He's a good guy. And I respect that. I don't really know when morality became something I considered anything other than a weakness, but here I am.
The truth is, this sort of life warps you. Good takes on an entirely different meaning to the point that even those that go against great evil are only 'good enough'. It is a way to drain Light, I suppose. Create decisions in which there are no clean answers. Watch your enemies damn themselves with their own choices.
It has gotten to the point that I don't even know how to relate to decent people.
I should have seen it coming. Ryan was lucid, and stayed such after we got Em away from Jess. But there was a look in his eye, something just beneath the surface that told me he was thinking of something.
He finally did tell me. He objected to my behavior in rescuing Em. He objected to my use of Maggot as a distraction.
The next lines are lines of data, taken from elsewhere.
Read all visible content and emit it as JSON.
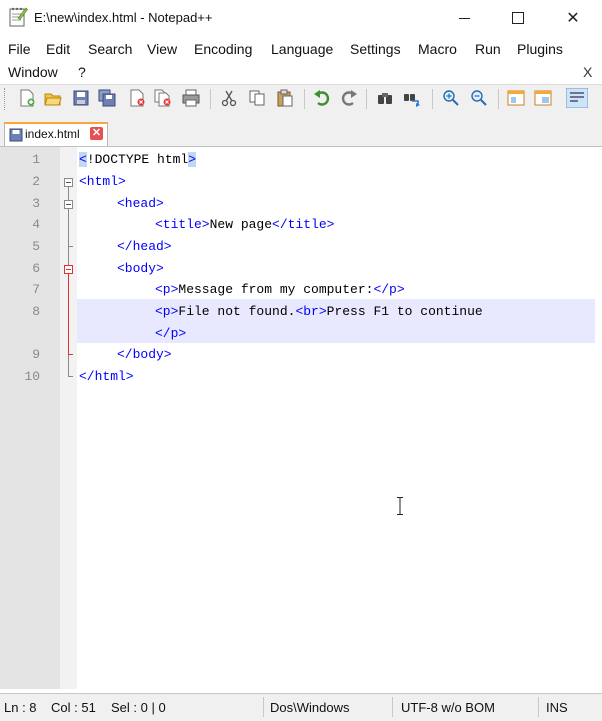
{
  "window": {
    "title": "E:\\new\\index.html - Notepad++",
    "minimize_icon": "minimize-icon",
    "maximize_icon": "maximize-icon",
    "close_glyph": "✕"
  },
  "menu": {
    "items": [
      "File",
      "Edit",
      "Search",
      "View",
      "Encoding",
      "Language",
      "Settings",
      "Macro",
      "Run",
      "Plugins",
      "Window",
      "?"
    ],
    "close_label": "X"
  },
  "toolbar": {
    "icons": [
      "new-file-icon",
      "open-file-icon",
      "save-icon",
      "save-all-icon",
      "close-icon",
      "close-all-icon",
      "print-icon",
      "cut-icon",
      "copy-icon",
      "paste-icon",
      "undo-icon",
      "redo-icon",
      "find-icon",
      "replace-icon",
      "zoom-in-icon",
      "zoom-out-icon",
      "sync-vertical-icon",
      "sync-horizontal-icon",
      "word-wrap-icon"
    ]
  },
  "tabs": [
    {
      "label": "index.html",
      "close_glyph": "✕"
    }
  ],
  "editor": {
    "line_numbers": [
      "1",
      "2",
      "3",
      "4",
      "5",
      "6",
      "7",
      "8",
      "9",
      "10"
    ],
    "lines": {
      "l1_open": "<",
      "l1_doctype": "!DOCTYPE html",
      "l1_close": ">",
      "l2": "<html>",
      "l3": "<head>",
      "l4_open": "<title>",
      "l4_text": "New page",
      "l4_close": "</title>",
      "l5": "</head>",
      "l6": "<body>",
      "l7_open": "<p>",
      "l7_text": "Message from my computer:",
      "l7_close": "</p>",
      "l8_open": "<p>",
      "l8_text1": "File not found.",
      "l8_br": "<br>",
      "l8_text2": "Press F1 to continue",
      "l8_wrap": "</p>",
      "l9": "</body>",
      "l10": "</html>"
    }
  },
  "statusbar": {
    "ln": "Ln : 8",
    "col": "Col : 51",
    "sel": "Sel : 0 | 0",
    "eol": "Dos\\Windows",
    "encoding": "UTF-8 w/o BOM",
    "mode": "INS"
  },
  "colors": {
    "tag": "#0000ff",
    "text": "#000000",
    "current_line": "#e8e8ff",
    "fold_active": "#e03030"
  }
}
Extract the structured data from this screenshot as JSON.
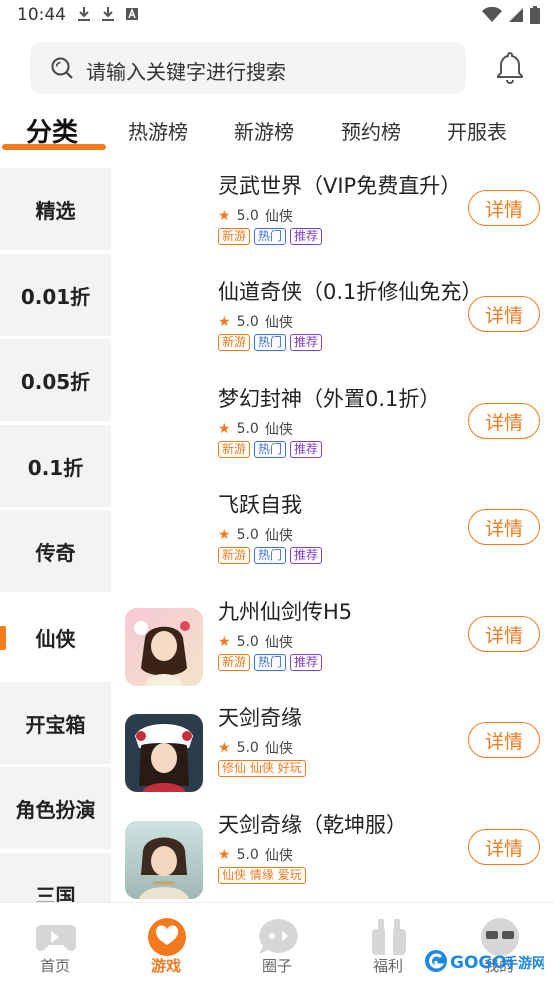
{
  "status_bar": {
    "time": "10:44"
  },
  "search": {
    "placeholder": "请输入关键字进行搜索"
  },
  "tabs": [
    {
      "label": "分类",
      "active": true
    },
    {
      "label": "热游榜"
    },
    {
      "label": "新游榜"
    },
    {
      "label": "预约榜"
    },
    {
      "label": "开服表"
    }
  ],
  "sidebar": {
    "items": [
      {
        "label": "精选"
      },
      {
        "label": "0.01折"
      },
      {
        "label": "0.05折"
      },
      {
        "label": "0.1折"
      },
      {
        "label": "传奇"
      },
      {
        "label": "仙侠",
        "active": true
      },
      {
        "label": "开宝箱"
      },
      {
        "label": "角色扮演"
      },
      {
        "label": "三国"
      }
    ]
  },
  "games": [
    {
      "title": "灵武世界（VIP免费直升）",
      "rating": "5.0",
      "category": "仙侠",
      "tags": [
        "新游",
        "热门",
        "推荐"
      ],
      "detail": "详情"
    },
    {
      "title": "仙道奇侠（0.1折修仙免充）",
      "rating": "5.0",
      "category": "仙侠",
      "tags": [
        "新游",
        "热门",
        "推荐"
      ],
      "detail": "详情"
    },
    {
      "title": "梦幻封神（外置0.1折）",
      "rating": "5.0",
      "category": "仙侠",
      "tags": [
        "新游",
        "热门",
        "推荐"
      ],
      "detail": "详情"
    },
    {
      "title": "飞跃自我",
      "rating": "5.0",
      "category": "仙侠",
      "tags": [
        "新游",
        "热门",
        "推荐"
      ],
      "detail": "详情"
    },
    {
      "title": "九州仙剑传H5",
      "rating": "5.0",
      "category": "仙侠",
      "tags": [
        "新游",
        "热门",
        "推荐"
      ],
      "detail": "详情"
    },
    {
      "title": "天剑奇缘",
      "rating": "5.0",
      "category": "仙侠",
      "tags": [
        "修仙 仙侠 好玩"
      ],
      "detail": "详情"
    },
    {
      "title": "天剑奇缘（乾坤服）",
      "rating": "5.0",
      "category": "仙侠",
      "tags": [
        "仙侠 情缘 爱玩"
      ],
      "detail": "详情"
    }
  ],
  "bottom_nav": [
    {
      "label": "首页",
      "icon": "gamepad-icon"
    },
    {
      "label": "游戏",
      "icon": "heart-chat-icon",
      "active": true
    },
    {
      "label": "圈子",
      "icon": "chat-bubble-icon"
    },
    {
      "label": "福利",
      "icon": "gift-icon"
    },
    {
      "label": "我的",
      "icon": "profile-icon"
    }
  ],
  "watermark": {
    "text": "GOGO手游网"
  },
  "colors": {
    "accent": "#f47a1e",
    "tag_blue": "#3b6fd8",
    "tag_purple": "#7b3fd1"
  }
}
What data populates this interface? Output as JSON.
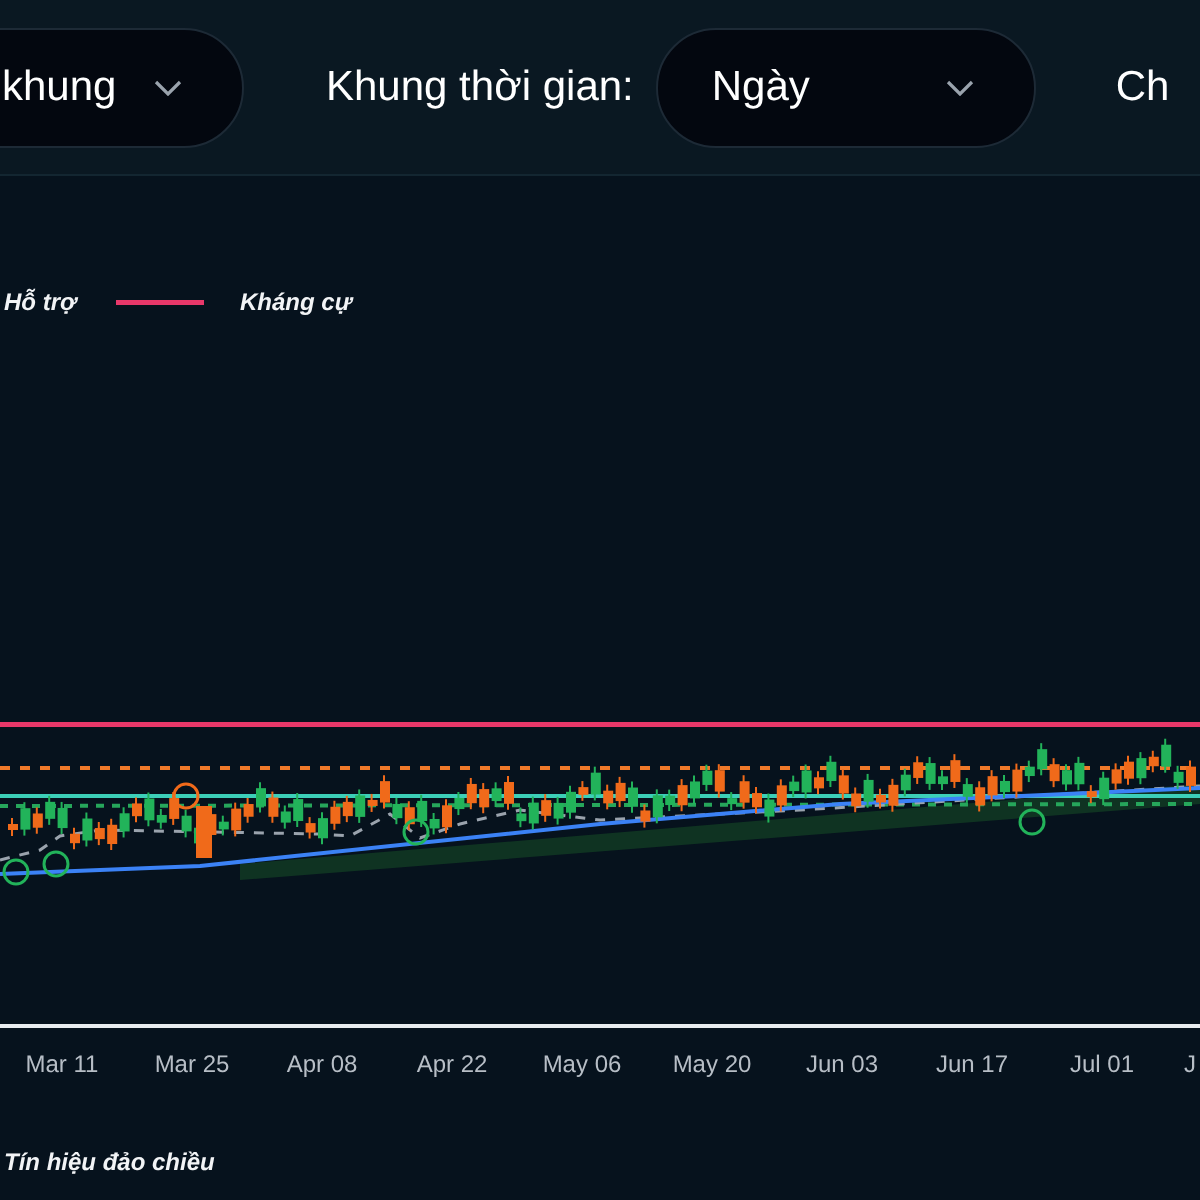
{
  "toolbar": {
    "filter_1": {
      "value": "khung"
    },
    "timeframe": {
      "label": "Khung thời gian:",
      "value": "Ngày"
    },
    "filter_3": {
      "label": "Ch"
    }
  },
  "chart": {
    "legend": [
      {
        "label": "Hỗ trợ",
        "kind": "text"
      },
      {
        "label": "Kháng cự",
        "kind": "line",
        "color": "#e8386a"
      }
    ],
    "x_axis_labels": [
      "Mar 11",
      "Mar 25",
      "Apr 08",
      "Apr 22",
      "May 06",
      "May 20",
      "Jun 03",
      "Jun 17",
      "Jul 01",
      "J"
    ],
    "footer_legend": [
      "Tín hiệu đảo chiều"
    ]
  }
}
He objected to my association with Jess in the first place, and what I did to her bodyguard.
There was a lot of objecting is what I'm getting at.
After a long and arduous conversation, he looked up at me with these big hopeless eyes.
"You're not a good person are you?"
"No. But I'm trying. Doesn't that count for something?"
"Not as much as you'd think."
He stood up then, and grabbed his suitcase. We move so often I didn't even find it strange he had it with him.
He had barely made it out the door before he collapsed.
I went to check on him, and he was gone again. Mind blank, barely breathing.
I guess someone didn't want him to leave.